Over the past few years, organizations have dramatically expanded their use of cloud environments by more than 25%. This expansion came as organizations shifted toward hybrid workforces, where employees needed to access business-critical applications from their kitchen, local coffee shop, or halfway across the world. There is no debate today that the majority of applications have moved to the cloud and cloud-native development will continue to gain popularity, with developers able to build and deploy new applications within minutes. In fact, Gartner estimates that by 2025, more than 95% of new cloud workloads will be deployed on cloud-native platforms, up from 30% in 2021.
However, if you ask any developer what the one aspect to application development/deployment that slows them down is, they'll give you one word: security. There has been a long-standing and well-known disconnect between application developers and security teams — a constant tug and pull where developers don't want their applications slowed down or user experience to be altered by security protocols.
Meanwhile, security teams are working to ensure these applications won't open their organizations to increased risk. According to Palo Alto Networks' 2022 What's Next In Cyber survey, 71% of chief information security officers (CISOs) agree that security slows down DevOps in their organizations. So, how do we satisfy both groups and have them work together to deliver secure applications?
By setting and pursuing shared goals, your organization's security and DevOps teams can reinforce each other's success rather than working in silos. Here are a few ways each team can better work together to deliver secure applications that do not impact user experience or time to deployment.
Define Your Shift-Left Security Strategy Together
Create a mutual understanding of what shifting left means to the organization. In its simplest form, it means embedding security at the forefront of application development rather than at the end. With this approach, organizations shift from reactive to proactive, where security vulnerabilities can be addressed early on, when they are less complex and costly. This mutual understanding can mean developing a document that outlines the vision, ownership/responsibility, milestones, and metrics. This way, both security and DevOps teams commit to one another that security is not an afterthought and both are aligned to create a more holistic approach to application security.

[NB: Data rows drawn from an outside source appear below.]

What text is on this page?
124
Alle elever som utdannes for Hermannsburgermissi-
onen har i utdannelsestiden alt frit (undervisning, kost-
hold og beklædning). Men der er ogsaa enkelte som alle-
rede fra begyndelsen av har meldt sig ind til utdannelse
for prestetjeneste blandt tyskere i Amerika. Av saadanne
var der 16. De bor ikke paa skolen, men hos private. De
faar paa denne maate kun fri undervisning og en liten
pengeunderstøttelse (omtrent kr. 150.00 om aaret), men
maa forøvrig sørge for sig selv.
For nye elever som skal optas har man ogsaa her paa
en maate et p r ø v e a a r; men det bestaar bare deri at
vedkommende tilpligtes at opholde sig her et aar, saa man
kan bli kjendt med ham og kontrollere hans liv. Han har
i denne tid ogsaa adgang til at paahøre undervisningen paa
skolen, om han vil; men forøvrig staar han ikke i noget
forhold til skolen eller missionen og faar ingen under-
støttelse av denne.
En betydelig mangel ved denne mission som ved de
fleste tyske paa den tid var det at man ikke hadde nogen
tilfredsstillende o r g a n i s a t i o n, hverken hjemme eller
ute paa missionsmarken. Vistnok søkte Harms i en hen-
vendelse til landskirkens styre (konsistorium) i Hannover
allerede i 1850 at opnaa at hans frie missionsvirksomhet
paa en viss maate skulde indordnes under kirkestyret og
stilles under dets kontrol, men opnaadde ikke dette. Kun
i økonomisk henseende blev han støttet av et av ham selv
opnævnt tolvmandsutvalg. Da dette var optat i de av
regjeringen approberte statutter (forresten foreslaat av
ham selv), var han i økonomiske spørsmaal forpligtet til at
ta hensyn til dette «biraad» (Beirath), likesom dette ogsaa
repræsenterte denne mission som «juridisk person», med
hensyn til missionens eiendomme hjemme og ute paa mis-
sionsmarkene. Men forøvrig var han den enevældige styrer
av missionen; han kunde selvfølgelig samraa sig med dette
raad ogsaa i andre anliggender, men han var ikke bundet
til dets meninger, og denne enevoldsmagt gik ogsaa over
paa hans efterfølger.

Understand Where and How Software Is Created in Your Organization
One of the biggest challenges of shifting security left is understanding how and where software is created within the organization. This is shaped by various variables, including the company's size and whether the work is outsourced to multiple vendors. For example, a large organization will likely spend more than a few months digging, and require additional time to review contracts. Key items to identify are people, process, and technology:
- People = who is developing the code
- Process = the flow from development laptops to production
- Technology = systems used to enable the process
Developer-Friendly Security Tools
Providing and implementing developers with friendly tools from the beginning of development ensures that security teams are empowering DevOps teams with the right set of tools to take ownership for the security posture of their applications. Practical and unobtrusive security tools dramatically increase developers' willingness and ability to inject security into their pipelines. As security professionals, we must equip them with tools that do not hinder their processes but, rather, empower them to build with the confidence that their applications are secure.
Implementing these steps within your organization is the start of bridging the divide between developers and security teams. If done correctly and there is complete buy-in from both sides, a culture change will occur organically. Security teams will begin to trust developers to take ownership for security, while developers will continue to operate with speed and agility. By shifting left, both teams put themselves in a position to better protect the organization and strengthen the overall security posture.